Skip’s Quips: Why Not Remake ‘Citizen Kane’ While We’re at It?

This isn’t something a critic freely admits, but I have to say it anyway: I didn’t see Takashi Miike’s remake of Masaki Kobayashi’s classic 1962 film Harakiri.

I did watch the original, however. That’s the reason right there.

I’m always puzzled as to why directors feel they have to recreate cinematic masterpieces. The 1983 American iteration of Jean-Luc Godard’s Breathless comes to mind first, but it’s only one point in a long line of reinterpretations. Remakes are about as traditional as apple pie, yet they’re rarely warranted. Miike’s version of Harakiri is an example. A brilliant, harrowing attack on feudal convention and injustice, Kobayashi’s iteration–the story of a samurai who, after telling a damning tale recounting his history, revenges himself on a clan that has destroyed his impoverished family–is as indignant as a film can get…and mesmerizing through and through.

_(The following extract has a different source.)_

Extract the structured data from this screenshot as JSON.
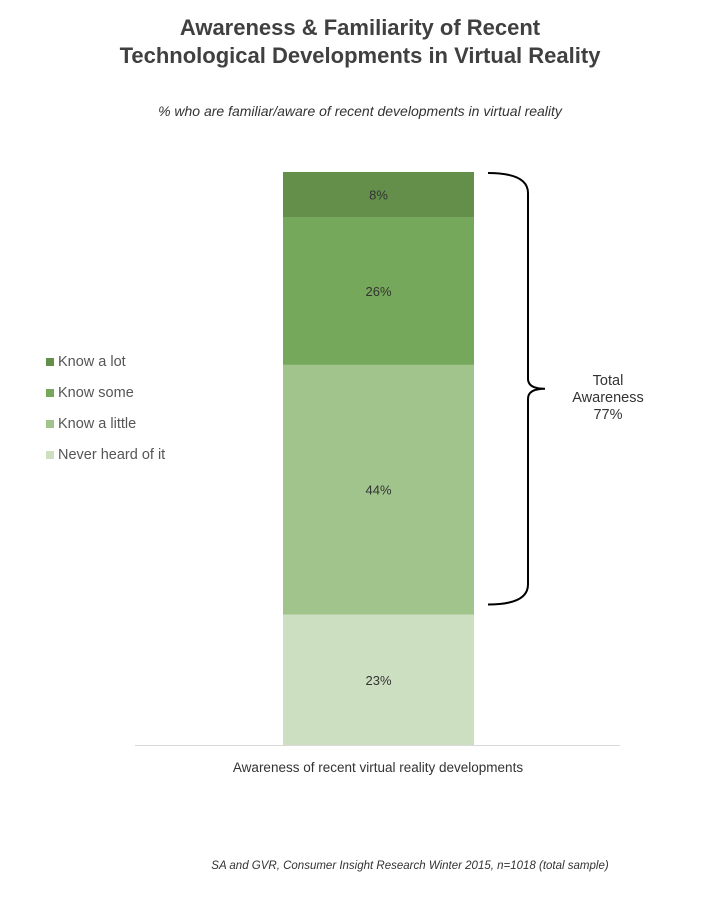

I can’t think of any way it can be improved upon, and so I feel Miike’s version is irrelevant.

True, even great films aren’t perfect. I don’t think any work of art is without flaws. But you don’t care when viewing the best ones. You only want to be in their world.

So I’m not going to watch Miike’s remake of Harakiri. In this case, ignorance is bliss. But I may put on Kobayashi’s iteration sometime soon. And absorb it to the fullest–as such originality deserves.